Она выбрала столик у зеркала. Села. Не глядя на отражение. Но краем глаза уловила неладное. В отражении – второе плечо. Как будто рядом кто-то есть. Полуразмытый силуэт. Спутанный с её собственным. Она не обернулась.

Медальон лежал перед ней, открытый. Один глаз. Прежний. Но в зрачке – не её отражение. Внутри – картина. Та, что она видела в Арсенале. Но теперь – горящая. Огонь в кулоне колыхался. И в центре – фигура. Мужская.

– Дэмиен?.. – едва слышно, как дыхание на стекле.

Ответа не было. Но экран телефона мигнул. Новое сообщение. Без звука. Без вибрации. Просто появилось.

«Уходи оттуда. Она не показывает оригинал. Она показывает то, что ещё пишет»

Слова вонзились, как шило. Алиса перечитала. Пальцы занемели. Запястье вспыхнуло – под кожей раскрылся жар. Буква «М» засветилась, как клеймо.

Она подняла глаза. Зеркало шевельнулось. Линии в нём поплыли, как в воде. Тень, что сидела рядом, исчезла. В зале – тишина. Официант застыл. Капли кофе висели в воздухе. Как на картине.

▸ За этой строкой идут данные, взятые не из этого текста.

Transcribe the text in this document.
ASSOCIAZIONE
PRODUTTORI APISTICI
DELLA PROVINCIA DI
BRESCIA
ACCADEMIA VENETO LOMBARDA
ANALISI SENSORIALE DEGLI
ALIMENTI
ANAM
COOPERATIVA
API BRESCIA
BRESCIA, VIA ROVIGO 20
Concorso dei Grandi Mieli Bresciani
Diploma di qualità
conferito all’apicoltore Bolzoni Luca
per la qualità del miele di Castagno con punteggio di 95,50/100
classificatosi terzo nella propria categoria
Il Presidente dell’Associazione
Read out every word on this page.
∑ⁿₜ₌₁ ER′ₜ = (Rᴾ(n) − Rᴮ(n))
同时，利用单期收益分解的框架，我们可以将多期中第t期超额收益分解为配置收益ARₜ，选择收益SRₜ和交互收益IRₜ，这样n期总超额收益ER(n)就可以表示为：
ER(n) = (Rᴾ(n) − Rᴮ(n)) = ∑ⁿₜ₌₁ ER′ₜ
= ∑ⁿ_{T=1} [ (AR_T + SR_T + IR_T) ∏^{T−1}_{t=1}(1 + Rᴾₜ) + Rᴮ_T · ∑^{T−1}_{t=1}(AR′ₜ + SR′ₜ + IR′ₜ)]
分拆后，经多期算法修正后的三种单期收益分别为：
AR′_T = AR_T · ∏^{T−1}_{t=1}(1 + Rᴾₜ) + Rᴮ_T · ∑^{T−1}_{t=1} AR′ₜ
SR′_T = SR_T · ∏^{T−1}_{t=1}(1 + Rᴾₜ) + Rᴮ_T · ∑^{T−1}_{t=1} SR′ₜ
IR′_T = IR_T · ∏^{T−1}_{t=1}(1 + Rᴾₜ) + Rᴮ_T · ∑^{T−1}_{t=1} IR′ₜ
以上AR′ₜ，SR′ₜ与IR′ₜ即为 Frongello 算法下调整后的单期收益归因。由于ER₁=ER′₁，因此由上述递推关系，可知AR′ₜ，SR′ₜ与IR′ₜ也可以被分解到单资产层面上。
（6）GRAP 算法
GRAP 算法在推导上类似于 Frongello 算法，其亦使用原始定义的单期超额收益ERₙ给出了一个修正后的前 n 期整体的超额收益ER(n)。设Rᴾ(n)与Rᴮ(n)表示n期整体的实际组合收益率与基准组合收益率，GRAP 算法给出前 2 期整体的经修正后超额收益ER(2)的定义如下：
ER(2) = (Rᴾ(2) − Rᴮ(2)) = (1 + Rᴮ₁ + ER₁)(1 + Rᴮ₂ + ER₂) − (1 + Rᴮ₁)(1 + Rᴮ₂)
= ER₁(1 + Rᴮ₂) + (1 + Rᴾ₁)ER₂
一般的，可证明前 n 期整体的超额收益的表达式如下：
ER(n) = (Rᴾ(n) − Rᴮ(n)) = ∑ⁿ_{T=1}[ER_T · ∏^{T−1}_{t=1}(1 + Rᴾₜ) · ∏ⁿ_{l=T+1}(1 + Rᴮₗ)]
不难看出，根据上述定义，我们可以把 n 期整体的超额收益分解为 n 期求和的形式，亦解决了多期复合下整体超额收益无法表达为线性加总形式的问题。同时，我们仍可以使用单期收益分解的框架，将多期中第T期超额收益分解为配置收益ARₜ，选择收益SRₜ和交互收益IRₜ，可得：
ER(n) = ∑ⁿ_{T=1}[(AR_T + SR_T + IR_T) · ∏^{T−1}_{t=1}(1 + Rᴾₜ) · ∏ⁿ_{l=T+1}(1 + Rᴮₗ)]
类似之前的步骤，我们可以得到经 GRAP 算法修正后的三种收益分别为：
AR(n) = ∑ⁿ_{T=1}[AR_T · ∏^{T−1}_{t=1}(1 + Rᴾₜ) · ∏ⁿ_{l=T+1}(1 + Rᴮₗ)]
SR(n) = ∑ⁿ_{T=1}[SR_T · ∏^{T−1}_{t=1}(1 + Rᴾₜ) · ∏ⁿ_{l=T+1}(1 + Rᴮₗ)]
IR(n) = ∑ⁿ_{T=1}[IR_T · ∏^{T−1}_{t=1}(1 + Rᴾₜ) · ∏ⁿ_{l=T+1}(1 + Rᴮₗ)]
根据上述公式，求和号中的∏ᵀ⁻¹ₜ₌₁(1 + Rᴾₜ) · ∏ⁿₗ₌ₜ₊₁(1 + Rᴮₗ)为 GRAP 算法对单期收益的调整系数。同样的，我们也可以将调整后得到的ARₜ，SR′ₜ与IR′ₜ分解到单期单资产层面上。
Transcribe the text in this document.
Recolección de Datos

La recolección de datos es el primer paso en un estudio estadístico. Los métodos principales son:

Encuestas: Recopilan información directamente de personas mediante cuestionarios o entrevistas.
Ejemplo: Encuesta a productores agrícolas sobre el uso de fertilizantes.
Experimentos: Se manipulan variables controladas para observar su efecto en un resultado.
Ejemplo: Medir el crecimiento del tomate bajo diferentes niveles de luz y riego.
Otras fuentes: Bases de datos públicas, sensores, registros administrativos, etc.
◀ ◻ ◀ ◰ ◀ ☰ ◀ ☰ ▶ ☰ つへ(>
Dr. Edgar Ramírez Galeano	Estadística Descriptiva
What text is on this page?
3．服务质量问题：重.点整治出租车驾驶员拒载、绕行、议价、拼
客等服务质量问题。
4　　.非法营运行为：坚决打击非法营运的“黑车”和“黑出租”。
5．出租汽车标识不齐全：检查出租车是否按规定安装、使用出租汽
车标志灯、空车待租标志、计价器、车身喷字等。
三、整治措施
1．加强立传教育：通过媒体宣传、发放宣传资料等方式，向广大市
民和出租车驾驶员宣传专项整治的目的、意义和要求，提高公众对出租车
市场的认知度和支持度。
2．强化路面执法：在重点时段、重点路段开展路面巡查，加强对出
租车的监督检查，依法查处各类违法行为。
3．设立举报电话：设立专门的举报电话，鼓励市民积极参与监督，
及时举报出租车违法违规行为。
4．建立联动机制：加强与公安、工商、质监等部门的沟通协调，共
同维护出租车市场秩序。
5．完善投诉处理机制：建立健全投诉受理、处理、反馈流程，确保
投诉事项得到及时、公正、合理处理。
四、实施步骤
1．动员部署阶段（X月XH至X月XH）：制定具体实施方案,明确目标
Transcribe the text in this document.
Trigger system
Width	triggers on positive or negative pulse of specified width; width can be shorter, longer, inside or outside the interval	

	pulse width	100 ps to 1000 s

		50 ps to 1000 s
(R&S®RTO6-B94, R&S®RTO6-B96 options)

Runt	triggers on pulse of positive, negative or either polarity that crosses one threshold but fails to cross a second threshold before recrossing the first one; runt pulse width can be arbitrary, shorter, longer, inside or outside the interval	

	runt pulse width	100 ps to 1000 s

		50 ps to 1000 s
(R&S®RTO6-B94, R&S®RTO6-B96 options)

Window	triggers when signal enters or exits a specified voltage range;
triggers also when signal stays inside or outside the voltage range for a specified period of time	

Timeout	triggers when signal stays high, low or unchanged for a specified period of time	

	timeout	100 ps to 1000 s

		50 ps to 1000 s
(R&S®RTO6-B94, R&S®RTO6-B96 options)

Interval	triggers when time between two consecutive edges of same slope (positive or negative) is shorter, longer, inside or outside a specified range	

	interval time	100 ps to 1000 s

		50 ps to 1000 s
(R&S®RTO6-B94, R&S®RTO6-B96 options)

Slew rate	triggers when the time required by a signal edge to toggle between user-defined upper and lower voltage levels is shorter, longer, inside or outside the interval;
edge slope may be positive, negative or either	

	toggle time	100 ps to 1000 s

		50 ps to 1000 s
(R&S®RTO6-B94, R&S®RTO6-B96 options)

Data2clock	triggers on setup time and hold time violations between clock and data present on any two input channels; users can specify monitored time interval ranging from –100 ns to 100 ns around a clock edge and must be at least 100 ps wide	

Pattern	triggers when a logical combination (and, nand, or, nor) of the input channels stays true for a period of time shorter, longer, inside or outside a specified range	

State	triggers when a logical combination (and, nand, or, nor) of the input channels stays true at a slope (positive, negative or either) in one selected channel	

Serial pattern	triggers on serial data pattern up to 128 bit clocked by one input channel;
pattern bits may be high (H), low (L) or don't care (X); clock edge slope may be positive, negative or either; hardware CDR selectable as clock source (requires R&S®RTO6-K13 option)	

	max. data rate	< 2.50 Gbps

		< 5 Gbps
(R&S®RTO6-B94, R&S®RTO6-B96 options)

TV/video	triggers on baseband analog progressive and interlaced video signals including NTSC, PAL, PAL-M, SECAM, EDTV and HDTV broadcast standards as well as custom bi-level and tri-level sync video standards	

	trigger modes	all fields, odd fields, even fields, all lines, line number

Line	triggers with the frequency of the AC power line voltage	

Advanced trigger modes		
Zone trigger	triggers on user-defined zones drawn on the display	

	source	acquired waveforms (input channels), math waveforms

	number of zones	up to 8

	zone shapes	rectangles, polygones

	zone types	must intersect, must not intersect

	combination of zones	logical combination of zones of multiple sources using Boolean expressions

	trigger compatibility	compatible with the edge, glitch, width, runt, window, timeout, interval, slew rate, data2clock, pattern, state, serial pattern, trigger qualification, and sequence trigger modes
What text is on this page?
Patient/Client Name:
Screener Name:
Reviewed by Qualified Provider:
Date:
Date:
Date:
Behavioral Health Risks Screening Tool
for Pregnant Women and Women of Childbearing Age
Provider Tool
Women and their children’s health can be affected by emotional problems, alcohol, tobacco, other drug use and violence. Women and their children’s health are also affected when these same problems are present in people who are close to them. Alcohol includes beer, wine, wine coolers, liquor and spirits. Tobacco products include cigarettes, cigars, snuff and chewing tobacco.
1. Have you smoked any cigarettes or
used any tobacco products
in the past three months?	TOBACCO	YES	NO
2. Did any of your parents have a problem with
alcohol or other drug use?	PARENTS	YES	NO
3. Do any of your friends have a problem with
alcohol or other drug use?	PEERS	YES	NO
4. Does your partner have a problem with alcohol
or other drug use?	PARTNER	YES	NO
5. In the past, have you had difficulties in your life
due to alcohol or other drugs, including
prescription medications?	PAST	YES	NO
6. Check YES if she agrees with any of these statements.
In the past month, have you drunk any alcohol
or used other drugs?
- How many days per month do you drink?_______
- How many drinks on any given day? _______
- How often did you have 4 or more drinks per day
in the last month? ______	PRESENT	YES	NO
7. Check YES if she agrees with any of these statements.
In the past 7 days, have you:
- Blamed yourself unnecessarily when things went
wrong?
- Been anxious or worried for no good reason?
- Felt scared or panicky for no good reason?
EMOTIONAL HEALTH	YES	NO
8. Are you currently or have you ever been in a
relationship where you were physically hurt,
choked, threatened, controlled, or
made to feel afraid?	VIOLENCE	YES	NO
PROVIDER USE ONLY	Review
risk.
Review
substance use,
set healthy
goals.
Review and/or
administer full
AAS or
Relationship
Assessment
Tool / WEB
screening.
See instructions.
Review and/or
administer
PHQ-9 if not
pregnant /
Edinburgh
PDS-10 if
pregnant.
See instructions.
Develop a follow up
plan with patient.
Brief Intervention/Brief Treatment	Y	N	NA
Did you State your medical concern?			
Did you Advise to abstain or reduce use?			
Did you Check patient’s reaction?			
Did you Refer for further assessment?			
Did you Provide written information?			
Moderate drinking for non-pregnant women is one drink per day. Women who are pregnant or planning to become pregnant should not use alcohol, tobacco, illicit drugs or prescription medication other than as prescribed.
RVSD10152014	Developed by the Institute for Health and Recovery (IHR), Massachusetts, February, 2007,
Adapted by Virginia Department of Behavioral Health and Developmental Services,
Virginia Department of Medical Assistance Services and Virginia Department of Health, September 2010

Внутри кулона – движение. Картина изменилась. Пламя исчезло. Женщина на холсте теперь плакала. Кровь текла из глаз, по щекам, по губам. Рот был приоткрыт, как у куклы. Глаза – её. Но в них – не боль. Призыв.

Алиса резко захлопнула медальон. Щелчок ударил по ушам. Металл был горячим. Ладонь обожгло. Пальцы побелели от напряжения.

Она встала. Пространство вокруг стало резким. Каждый звук – выстрелом. Ложка звякнула в чашке, и Алиса вздрогнула. Мир будто перешёл в другую частоту. Воздух сжался. Она шла, как по битому стеклу. Тело – напряжённый нерв.

Телефон завибрировал. Второе сообщение.

«Она писала тебя. С самого начала»

Алиса остановилась. Вдохнула. Повернулась на улицу. Кафе – пустое. В окне – её отражение. Но глаза в отражении были направлены в другую сторону. Влево. Туда, где не было ничего.

И она поняла.

Виктория не копировала. Она не подражала. Она не создаёт картины – она их извлекает. Как хирург. Из времени. Из боли. Из судеб.

И картина, которую видела Алиса, – не изображение прошлого. Это набросок будущего. В котором её кровь уже вплетена в мазок.

Ночь в Вене не прощала. Её тьма была не тенью, а плотью – густой, влажной, с запахом меди и несказанного. Воздух казался застоявшимся, будто город давно выдохнул – и больше не вдыхал. Алиса шагала быстро, как по воде, сжимая в кармане медальон. Он молчал. Не вибрировал, не нагревался. Но тишина его была активной. Он наблюдал.

Она не пошла в отель. Знала: вернётся – и не сможет выйти. Слишком близко. Слишком правильно. Там её уже ждали. Постель будет тёплой. Шторы – распахнуты. И кулон – откроется сам.

Венский государственный архив – величественное здание с мраморными колоннами, чугунными воротами и круглым куполом, за которым скрывались километры коридоров. Официально он был закрыт. Неофициально – знал, как впустить нужного человека. Алиса воспользовалась старым кодом, выкупленным у сотрудницы фонда Виктории Ланген. Та однажды публиковала статью об «истерических мотивах горения в позднем экспрессионизме». Теперь молчала. Как и все, кто соприкасался с оригиналами Ланген.

Коридоры внутри были глухи. Звук шагов вяз в ковре. Темнота здесь была тотальной, без фонарей и сигнализаций. Только её дыхание. Только сдавленный хруст бумаги под подошвой. Она шла, ведомая чем-то древним – не желанием, не логикой. Знанием. Фонарик высвечивал ряды ящиков, тёмные шипы полок, усыпанные веками. Книги, пыль, карточки. Ничего не двигалось. Даже воздух.

Алиса искала не раздел, не фамилию. Искала запах. Запах пепла. Сухой, горький, со сладкой ноткой лака и жира. И нашла.